As I’ve written here before, many of the tensions in Northeast Asia revolve around “history” problems, much of it from the World War II era.
Asia can’t point to a feel-good story like the rise and expansion of the European Union, in which nationalist rivalries become transmuted by common interest (initially anti-communism, in Europe’s case) into golden cooperation. What binds together the former combatants in Asia is a shared commitment to export-led growth. It’s largely because this growth has come in a phased sequence — first Japan, then Singapore and Hong Kong, followed by Korea, now China and points further south — that the countries in the region haven’t been at each other’s necks in competition for markets.

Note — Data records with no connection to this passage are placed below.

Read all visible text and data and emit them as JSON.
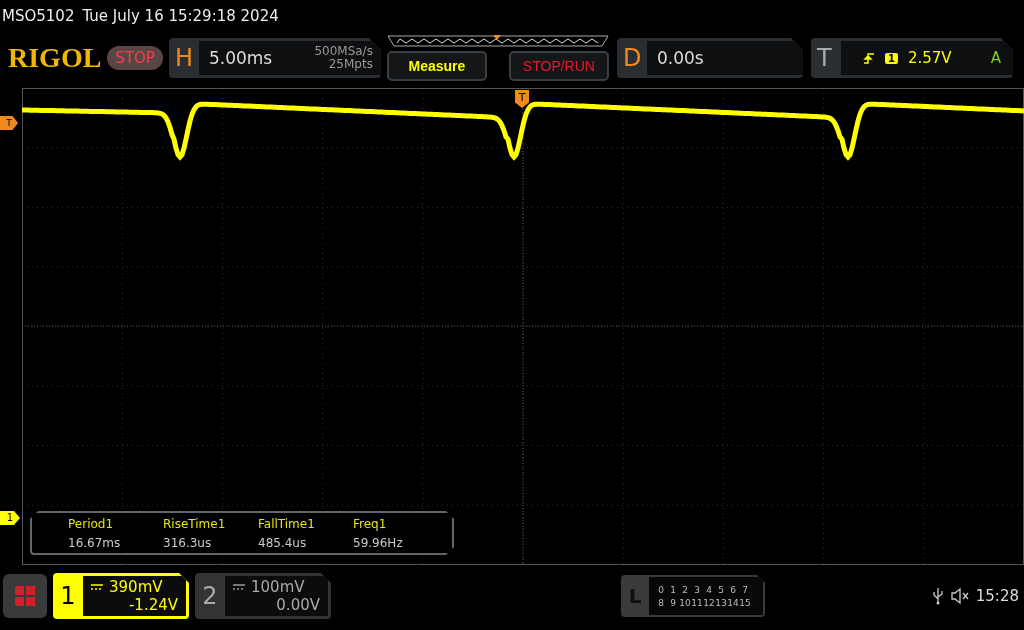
{
  "header": {
    "model": "MSO5102",
    "datetime": "Tue July 16 15:29:18 2024"
  },
  "toolbar": {
    "logo": "RIGOL",
    "run_state": "STOP",
    "horizontal": {
      "label": "H",
      "timebase": "5.00ms",
      "sample_rate": "500MSa/s",
      "memory_depth": "25Mpts"
    },
    "buttons": [
      {
        "label": "Measure",
        "kind": "measure"
      },
      {
        "label": "STOP/RUN",
        "kind": "run"
      }
    ],
    "delay": {
      "label": "D",
      "value": "0.00s"
    },
    "trigger": {
      "label": "T",
      "source": "1",
      "level": "2.57V",
      "mode": "A"
    }
  },
  "screen": {
    "trigger_marker": "T",
    "trigger_position_marker": "T",
    "channel_marker": "1",
    "measurements": [
      {
        "name": "Period1",
        "value": "16.67ms"
      },
      {
        "name": "RiseTime1",
        "value": "316.3us"
      },
      {
        "name": "FallTime1",
        "value": "485.4us"
      },
      {
        "name": "Freq1",
        "value": "59.96Hz"
      }
    ]
  },
  "channels": [
    {
      "number": "1",
      "scale": "390mV",
      "offset": "-1.24V",
      "selected": true
    },
    {
      "number": "2",
      "scale": "100mV",
      "offset": "0.00V",
      "selected": false
    }
  ],
  "logic": {
    "label": "L",
    "rows": [
      [
        "0",
        "1",
        "2",
        "3",
        "4",
        "5",
        "6",
        "7"
      ],
      [
        "8",
        "9",
        "10",
        "11",
        "12",
        "13",
        "14",
        "15"
      ]
    ]
  },
  "status": {
    "time": "15:28"
  }
}
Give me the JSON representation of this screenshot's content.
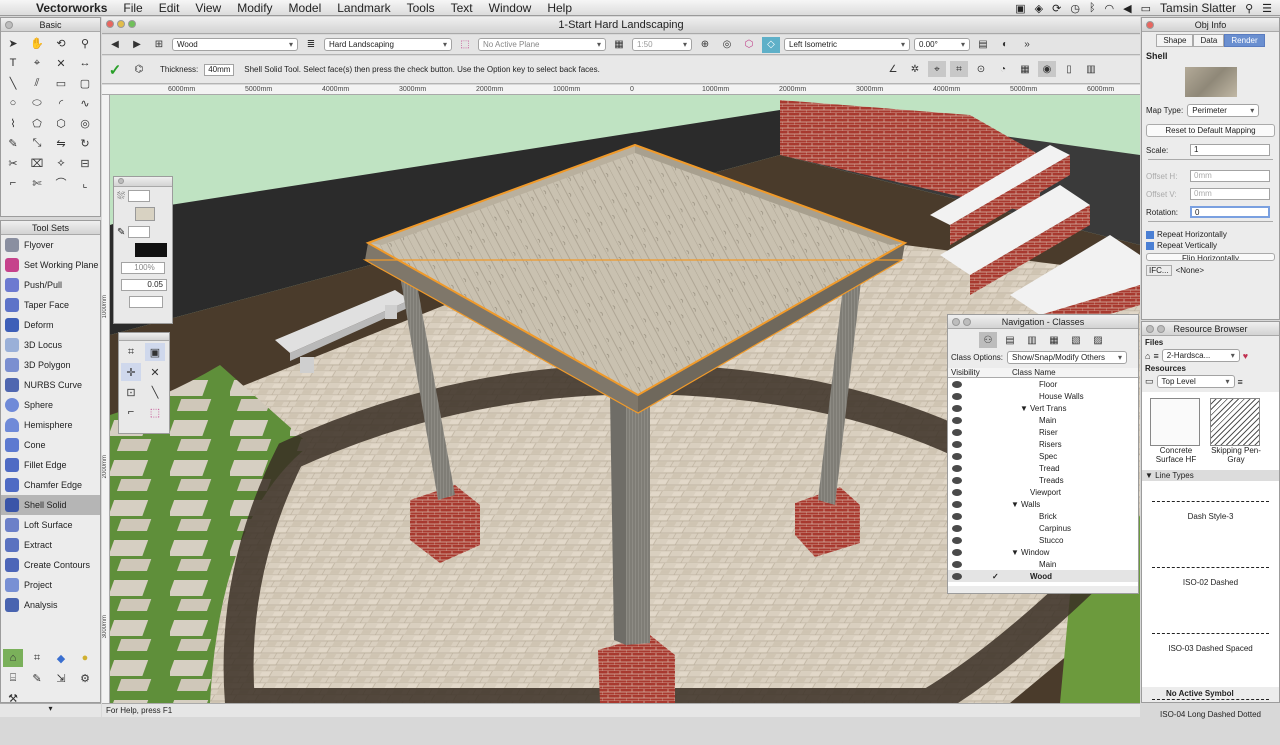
{
  "menubar": {
    "app_name": "Vectorworks",
    "items": [
      "File",
      "Edit",
      "View",
      "Modify",
      "Model",
      "Landmark",
      "Tools",
      "Text",
      "Window",
      "Help"
    ],
    "user": "Tamsin Slatter"
  },
  "document": {
    "title": "1-Start Hard Landscaping"
  },
  "basic_palette": {
    "title": "Basic"
  },
  "toolsets": {
    "title": "Tool Sets",
    "items": [
      "Flyover",
      "Set Working Plane",
      "Push/Pull",
      "Taper Face",
      "Deform",
      "3D Locus",
      "3D Polygon",
      "NURBS Curve",
      "Sphere",
      "Hemisphere",
      "Cone",
      "Fillet Edge",
      "Chamfer Edge",
      "Shell Solid",
      "Loft Surface",
      "Extract",
      "Create Contours",
      "Project",
      "Analysis"
    ],
    "selected": "Shell Solid"
  },
  "view_bar": {
    "class": "Wood",
    "layer": "Hard Landscaping",
    "plane": "No Active Plane",
    "scale": "1:50",
    "view": "Left Isometric",
    "angle": "0.00°"
  },
  "mode_bar": {
    "thickness_label": "Thickness:",
    "thickness_value": "40mm",
    "help_text": "Shell Solid Tool. Select face(s) then press the check button. Use the Option key to select back faces."
  },
  "ruler": {
    "ticks": [
      "6000mm",
      "5000mm",
      "4000mm",
      "3000mm",
      "2000mm",
      "1000mm",
      "0",
      "1000mm",
      "2000mm",
      "3000mm",
      "4000mm",
      "5000mm",
      "6000mm"
    ]
  },
  "ruler_vertical": {
    "ticks": [
      "1000mm",
      "2000mm",
      "3000mm"
    ]
  },
  "attributes": {
    "zoom": "100%",
    "line_weight": "0.05"
  },
  "status_bar": {
    "text": "For Help, press F1"
  },
  "obj_info": {
    "title": "Obj Info",
    "tabs": [
      "Shape",
      "Data",
      "Render"
    ],
    "active_tab": "Render",
    "object_type": "Shell",
    "map_type_label": "Map Type:",
    "map_type_value": "Perimeter",
    "reset_button": "Reset to Default Mapping",
    "scale_label": "Scale:",
    "scale_value": "1",
    "offset_h_label": "Offset H:",
    "offset_h_value": "0mm",
    "offset_v_label": "Offset V:",
    "offset_v_value": "0mm",
    "rotation_label": "Rotation:",
    "rotation_value": "0",
    "repeat_h": "Repeat Horizontally",
    "repeat_v": "Repeat Vertically",
    "flip_h": "Flip Horizontally",
    "ifc_label": "IFC...",
    "ifc_value": "<None>"
  },
  "navigation": {
    "title": "Navigation - Classes",
    "class_options_label": "Class Options:",
    "class_options_value": "Show/Snap/Modify Others",
    "col_visibility": "Visibility",
    "col_class_name": "Class Name",
    "rows": [
      {
        "name": "Floor",
        "indent": 3,
        "toggle": ""
      },
      {
        "name": "House Walls",
        "indent": 3,
        "toggle": ""
      },
      {
        "name": "Vert Trans",
        "indent": 2,
        "toggle": "▼"
      },
      {
        "name": "Main",
        "indent": 3,
        "toggle": ""
      },
      {
        "name": "Riser",
        "indent": 3,
        "toggle": ""
      },
      {
        "name": "Risers",
        "indent": 3,
        "toggle": ""
      },
      {
        "name": "Spec",
        "indent": 3,
        "toggle": ""
      },
      {
        "name": "Tread",
        "indent": 3,
        "toggle": ""
      },
      {
        "name": "Treads",
        "indent": 3,
        "toggle": ""
      },
      {
        "name": "Viewport",
        "indent": 2,
        "toggle": ""
      },
      {
        "name": "Walls",
        "indent": 1,
        "toggle": "▼"
      },
      {
        "name": "Brick",
        "indent": 3,
        "toggle": ""
      },
      {
        "name": "Carpinus",
        "indent": 3,
        "toggle": ""
      },
      {
        "name": "Stucco",
        "indent": 3,
        "toggle": ""
      },
      {
        "name": "Window",
        "indent": 1,
        "toggle": "▼"
      },
      {
        "name": "Main",
        "indent": 3,
        "toggle": ""
      },
      {
        "name": "Wood",
        "indent": 2,
        "toggle": "",
        "active": true
      }
    ]
  },
  "resource_browser": {
    "title": "Resource Browser",
    "files_label": "Files",
    "file_value": "2-Hardsca...",
    "resources_label": "Resources",
    "level_value": "Top Level",
    "thumbs": [
      {
        "label": "Concrete Surface HF"
      },
      {
        "label": "Skipping Pen-Gray"
      }
    ],
    "section": "Line Types",
    "line_types": [
      "Dash Style-3",
      "ISO-02 Dashed",
      "ISO-03 Dashed Spaced",
      "ISO-04 Long Dashed Dotted"
    ],
    "footer": "No Active Symbol"
  }
}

But capitalism hasn’t quite tamed the great ideological passions of the 20th century in Asia. The great rivals of the Cold War — China and North Korea on the one hand; Taiwan, South Korea, Japan and the United States on the other — could still deliberately or inadvertently find themselves in an escalating military conflict. The conflicts are by no means confined to these ideological categories. South Korea and Japan are still arguing vehemently over what happened in the 20th century. And China and Vietnam are clashing over territorial claims in the South China Sea that go back even further than that.
Finally in ’45
I was recently reading the letters my father sent to my mother when he was in the army during World War II. He rarely mentions the war itself. He’d turned 18 a few months before Pearl Harbor and signed up thereafter like many young men his age. But at some point his desire to fight evaporated, and he was happy enough to remain stateside. The letters he wrote to my mother, the ones that survive at least, focus on his boredom, his desire for furloughs and his eagerness to get discharged.
Even the dropping of the atomic bombs on Hiroshima and Nagasaki gets barely a mention, though my father was glad that it would shorten the war. But on one occasion, short of writing paper, he drafted a note to my mother using the back of another letter. This letter, from someone named Cyril and dated August 9, 1945, is typed in all caps. It reads in part:
“The past two days have been days that will be remembered for all time! The atomic bomb has suddenly changed our entire lives and will influence the future of all mankind. It has suddenly made obvious to everyone that another war is an impossibility if mankind and the world is to continue to exist.
“If we have finally been shocked into the terrible necessity of cooperation, then this terrible weapon is indeed a boon to progress in the world.”
My father would eventually change his mind about the dropping of the atomic bombs and see it as a barbarous act. Cyril, meanwhile, was wrong. We would get more wars, and we would not be shocked into the “terrible necessity of cooperation,” except intermittently.
When the instruments of death fly above us, we still look up in admiration, not horror. As long as we celebrate destruction in this way, we will be doomed to repeat it.
*[This article was originally published by Foreign Policy in Focus.]
The views expressed in this article are the author’s own and do not necessarily reflect Fair Observer’s editorial policy.